Perburuan Kekuatan Politik Retakkan Kohesi Sosial Masyarakat
JAKARTA, (9 Mei): Perebutan kekuasaan yang dilakukan tanpa mempertimbangkan nilai dan norma hukum yang telah diatur dalam konstitusi dipercaya dapat merusak kohesi atau hubungan yang erat di tengah-tengah masyarkat. Sejak era orde lama hingga reformasi saat ini sudah banyak tokoh besar pendiri bangsa jatuh karena ada gesekan dalam memperebutkan kekuasaan.
Pernyataan tersebut diungkapkan pengamat politik dari Center for Strategic and International Studies (CSIS) J Kristiadi saat menjawab pertanyaan Direktur Pemberitaan Harian Media Indonesia, Usman Kansong selaku moderator dalam acara diskusi Dialog Selasa yang diadakan oleh DPP Partai NasDem.
"Fenomena perebutan kekuasaan ini jadi daya rusak yang sangat dahsyat terhadap kohesi sosial masyarakat," tutur Kristiadi di Gedung DPP Partai NasDem, Jakarta, Selasa (8/5).
Kristiadi melanjutkan, cara memperebutkan kekuasaan dengan menggabung-gabungkan ajaran setiap agama apa pun dapat membawa keretakan di masyarakat.

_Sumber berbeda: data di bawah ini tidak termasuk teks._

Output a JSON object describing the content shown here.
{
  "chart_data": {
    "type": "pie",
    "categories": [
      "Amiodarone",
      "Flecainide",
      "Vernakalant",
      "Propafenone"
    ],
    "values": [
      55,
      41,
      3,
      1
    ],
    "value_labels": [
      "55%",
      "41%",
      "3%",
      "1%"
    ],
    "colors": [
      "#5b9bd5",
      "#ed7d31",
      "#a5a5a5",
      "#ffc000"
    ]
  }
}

Selain sempat terjadi di Jakarta saat Pilkada DKI 2017 lalu, Kristiadi menjelaskan bahwa keretakan kohesi karena mencampuradukkan kekuasaan dan agama ternyata pernah juga melanda bangsa Eropa dalam menentukan Paus selaku pemimpin tertinggi bagi umat Katolik.
"Penggunaan politik identitas untuk merebut suatu kekuasaan tidak dapat dimungkiri menjadi salah satu faktor yang bisa merusak kohesi sosial dalam masyarakat," ujarnya.
Ketua Pertimbangan DPP NasDem, Siswono Yudo Husodo menjelaskan bahwa keretakan kohesi sosial yang ada di masyarakat dapat diatasi melalui upaya penegakan hukum yang jelas dan tegas. Negara sama sekali tidak boleh berkompromi dengan pihak-pihak yang ingin merebut kekuasaan dengan cara inkonstitusional.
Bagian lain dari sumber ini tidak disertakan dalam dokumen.